La bella mostra “Compagni di Strada”, da pochi giorni inaugurata al Museo d’Arte Contemporanea di Polignano, si segnala per il senso di perdita che lascia addosso: perdita di una consapevole spavalderia legata all’essere compiutamente innovatori senza iconoclastia di maniera; perdita di una freschezza creativa che non partiva dall’aspirare al cenotafio museale o al padiglione fieristico; perdita di quel senso di “possibilità” che animava in quei giorni lontani l’attesa di costruire il domani.
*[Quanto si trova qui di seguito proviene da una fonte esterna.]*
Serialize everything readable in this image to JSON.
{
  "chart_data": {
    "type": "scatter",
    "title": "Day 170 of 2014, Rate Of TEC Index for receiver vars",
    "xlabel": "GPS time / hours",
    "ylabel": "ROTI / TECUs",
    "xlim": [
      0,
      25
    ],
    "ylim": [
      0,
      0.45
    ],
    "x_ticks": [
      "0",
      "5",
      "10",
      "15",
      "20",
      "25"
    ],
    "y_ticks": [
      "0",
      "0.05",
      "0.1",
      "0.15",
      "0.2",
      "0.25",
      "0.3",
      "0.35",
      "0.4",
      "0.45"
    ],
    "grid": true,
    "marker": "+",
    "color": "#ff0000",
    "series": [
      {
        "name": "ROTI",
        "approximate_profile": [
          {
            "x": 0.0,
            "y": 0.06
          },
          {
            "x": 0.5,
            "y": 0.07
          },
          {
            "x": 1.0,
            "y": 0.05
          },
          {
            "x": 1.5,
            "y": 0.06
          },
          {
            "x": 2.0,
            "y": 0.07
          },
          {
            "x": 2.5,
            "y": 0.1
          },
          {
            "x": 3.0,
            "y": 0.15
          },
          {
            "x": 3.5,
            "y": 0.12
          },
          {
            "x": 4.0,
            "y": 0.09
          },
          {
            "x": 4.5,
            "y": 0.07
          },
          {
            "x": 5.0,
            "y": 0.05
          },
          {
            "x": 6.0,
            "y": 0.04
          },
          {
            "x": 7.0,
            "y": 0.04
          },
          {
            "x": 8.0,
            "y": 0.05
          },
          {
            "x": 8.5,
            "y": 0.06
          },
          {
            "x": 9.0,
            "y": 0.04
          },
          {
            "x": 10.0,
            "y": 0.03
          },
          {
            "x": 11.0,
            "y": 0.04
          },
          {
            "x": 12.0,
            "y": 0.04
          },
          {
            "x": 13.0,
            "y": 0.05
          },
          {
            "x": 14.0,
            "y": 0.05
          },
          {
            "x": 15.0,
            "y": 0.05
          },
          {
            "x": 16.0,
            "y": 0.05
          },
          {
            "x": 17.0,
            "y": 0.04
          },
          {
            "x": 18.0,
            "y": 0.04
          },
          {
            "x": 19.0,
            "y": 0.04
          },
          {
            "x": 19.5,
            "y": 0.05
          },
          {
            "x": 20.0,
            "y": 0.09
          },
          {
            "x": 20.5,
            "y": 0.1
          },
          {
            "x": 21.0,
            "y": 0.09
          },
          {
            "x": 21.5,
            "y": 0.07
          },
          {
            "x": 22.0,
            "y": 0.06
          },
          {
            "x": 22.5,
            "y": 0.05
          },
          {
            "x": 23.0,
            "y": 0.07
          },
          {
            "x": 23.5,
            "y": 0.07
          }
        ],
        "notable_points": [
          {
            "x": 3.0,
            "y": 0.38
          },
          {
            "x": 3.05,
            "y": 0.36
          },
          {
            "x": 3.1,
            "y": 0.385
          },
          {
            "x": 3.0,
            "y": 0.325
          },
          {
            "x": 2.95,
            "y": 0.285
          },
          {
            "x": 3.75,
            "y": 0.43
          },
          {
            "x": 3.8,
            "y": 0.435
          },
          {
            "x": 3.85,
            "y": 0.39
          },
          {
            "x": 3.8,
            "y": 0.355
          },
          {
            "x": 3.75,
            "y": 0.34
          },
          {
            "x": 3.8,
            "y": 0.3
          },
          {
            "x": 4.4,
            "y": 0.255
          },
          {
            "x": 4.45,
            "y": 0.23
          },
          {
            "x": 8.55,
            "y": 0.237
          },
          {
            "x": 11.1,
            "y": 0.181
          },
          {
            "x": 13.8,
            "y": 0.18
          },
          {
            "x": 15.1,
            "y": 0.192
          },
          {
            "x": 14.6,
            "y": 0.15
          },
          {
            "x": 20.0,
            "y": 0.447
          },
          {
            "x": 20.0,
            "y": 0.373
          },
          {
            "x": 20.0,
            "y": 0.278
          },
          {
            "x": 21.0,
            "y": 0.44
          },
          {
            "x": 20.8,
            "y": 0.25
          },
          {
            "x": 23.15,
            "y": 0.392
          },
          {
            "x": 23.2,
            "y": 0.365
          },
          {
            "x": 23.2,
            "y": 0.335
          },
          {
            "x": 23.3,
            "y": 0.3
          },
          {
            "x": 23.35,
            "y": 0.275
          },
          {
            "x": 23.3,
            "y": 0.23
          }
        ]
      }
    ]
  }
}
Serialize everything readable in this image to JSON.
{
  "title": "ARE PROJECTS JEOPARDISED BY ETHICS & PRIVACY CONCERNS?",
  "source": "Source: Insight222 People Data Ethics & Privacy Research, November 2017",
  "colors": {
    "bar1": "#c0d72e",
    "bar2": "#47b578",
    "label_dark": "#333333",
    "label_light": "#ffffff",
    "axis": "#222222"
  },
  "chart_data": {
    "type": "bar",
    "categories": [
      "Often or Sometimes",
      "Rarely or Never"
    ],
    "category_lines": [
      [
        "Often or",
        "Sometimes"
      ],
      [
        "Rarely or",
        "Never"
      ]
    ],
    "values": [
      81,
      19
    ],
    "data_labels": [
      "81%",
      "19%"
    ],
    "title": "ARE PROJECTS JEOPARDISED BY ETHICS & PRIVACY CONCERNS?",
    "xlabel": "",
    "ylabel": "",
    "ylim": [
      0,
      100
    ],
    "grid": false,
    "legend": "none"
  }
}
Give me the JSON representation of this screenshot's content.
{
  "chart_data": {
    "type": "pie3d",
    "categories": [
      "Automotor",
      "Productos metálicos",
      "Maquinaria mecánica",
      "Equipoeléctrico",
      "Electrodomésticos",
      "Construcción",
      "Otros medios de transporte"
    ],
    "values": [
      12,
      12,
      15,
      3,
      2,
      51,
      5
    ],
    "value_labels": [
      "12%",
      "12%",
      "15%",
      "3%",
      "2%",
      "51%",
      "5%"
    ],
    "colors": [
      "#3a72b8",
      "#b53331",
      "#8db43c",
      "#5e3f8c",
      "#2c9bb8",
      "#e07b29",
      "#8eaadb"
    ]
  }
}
Certo quei “ragazzi” furono fieramente critici, ma il tempo della storia era dalla loro parte. Noi che guadiamo le loro opere possiamo oggi solo “odiarne” con ammirazione la limpida bellezza, la vitale energia, perché non possiamo fare a meno di restarne invidiosamente ammaliati. Questi non sono tempi per le purezze estetiche di quei “ragazzi”, la loro opera appare purtroppo assai più anacronistica di un qualsiasi affresco trecentesco che raffiguri il trionfo della morte o l’inferno. Non si può non adorare Pascali, non restare affascinati dalla ciondolante giocosità delle sue opere romane, ma temo che, rispetto a lui, dell’oggi ci dica più, ad esempio, un Buffalmacco e i suoi affreschi nel Campo dei Miracoli pisano, o un Goya con un qualsiasi delle sue incisioni sui “Disastri della Guerra”, o un George Groz con uno a caso dei suoi corrosivi disegni degli anni ‘20.

Non era certo un’arte edonistica la loro, eppure oggi guardiamo i “Compagni di strada” sapendo tristemente che noi percorriamo un cammino diverso perché le loro strade non sono più le nostre ed i loro orizzonti per noi sono ormai smarriti.